Dans Kiffe kiffe demain, Faïza Guène nous fait découvrir la vie et les humeurs d’une jeune banlieusarde. Doria a 15 ans, vit à Livry-Gargan avec sa mère depuis que son père a trouvé une autre femme, plus jeune et plus féconde, au Maroc.
Le regard qu’elle porte sur sa vie est acéré et sans espoir – mais pas dénué d’humour -, jusqu’à ce qu’elle tombe amoureuse de l’un de ses potes. Alors, avec prudence, son regard sur le monde se fait moins dur. Elle va apprendre que l’autre n’est pas toujours un ennemi.
On a souvent tendance à confondre Faïza avec ses héroïnes. Il faut dire que c’est tentant : même origines, même génération, même répartie. Il s’agit pourtant bien d’une oeuvre de fiction qui s’inscrit dans une réalité sociale. C’est ce qui avait fait parler du livre à sa sortie.
Pourtant, le talent de Faïza va plus que loin qu’un simple sens de l’observation. C’est une vraie plume d’abord, et une talentueuse narratrice, ensuite. C’est sans doute pour son talent à construire une histoire et des personnages que son livre est, aujourd’hui, au programme de certains cours de français.

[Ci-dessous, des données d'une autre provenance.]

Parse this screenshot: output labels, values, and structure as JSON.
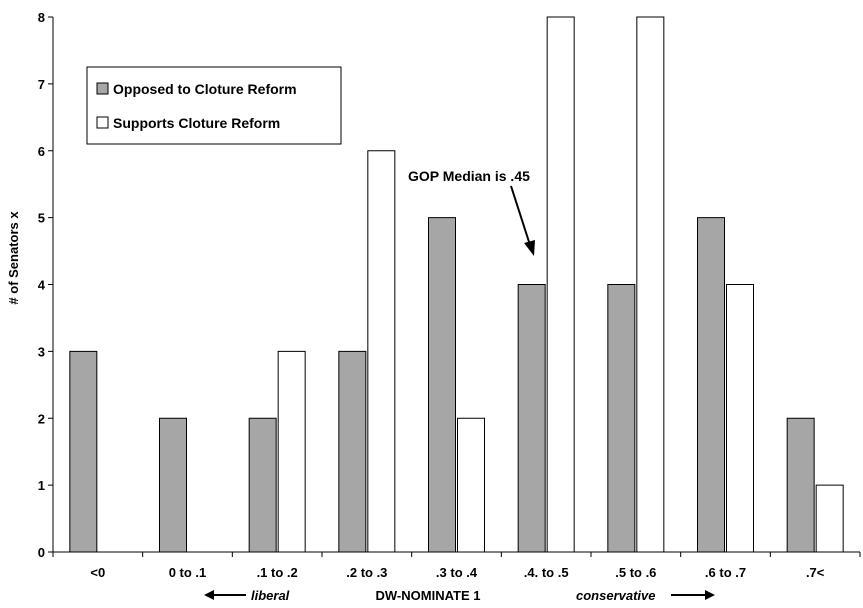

La banlieue est dépeinte à travers des portraits savoureux. Il y a la psy de la mairie, du genre qui « sent le Parapoux », le prof d’éducation civique qui « se la joue prophète social », Nabil « un mec plein d’ambition », qui veut « carrément participer au « Bigdil » et gagner la voiture ». Et puis, il y a celle qu’un patron raciste appelle « la Fatma », parce que « ça doit bien le faire marrer […] d’appeler tous les arabes Fatma, tous les noirs Mamadou et tous les chinois Ping-Pong ». C’est la maman de Doria, une battante, une bosseuse. Les personnages sont tellement justes qu’ils en deviennent palpables.
Par leur biais, Faïza parvient à nous faire toucher du doigt une réalité. Le regard, faussement naïf, de Doria véhicule une vision différente de la vie dans une cité, à la fois tendre et sans concession.
Pas de sous-littérature mais une littérature nouvelle. L’auteure a le sens du dialogue. Les mots sonnent justes, le message passe. L’écriture est maîtrisée, la construction parfaite. Les bons mots s’enchaînent, dans un langage qui est le sien, l’argot des banlieues.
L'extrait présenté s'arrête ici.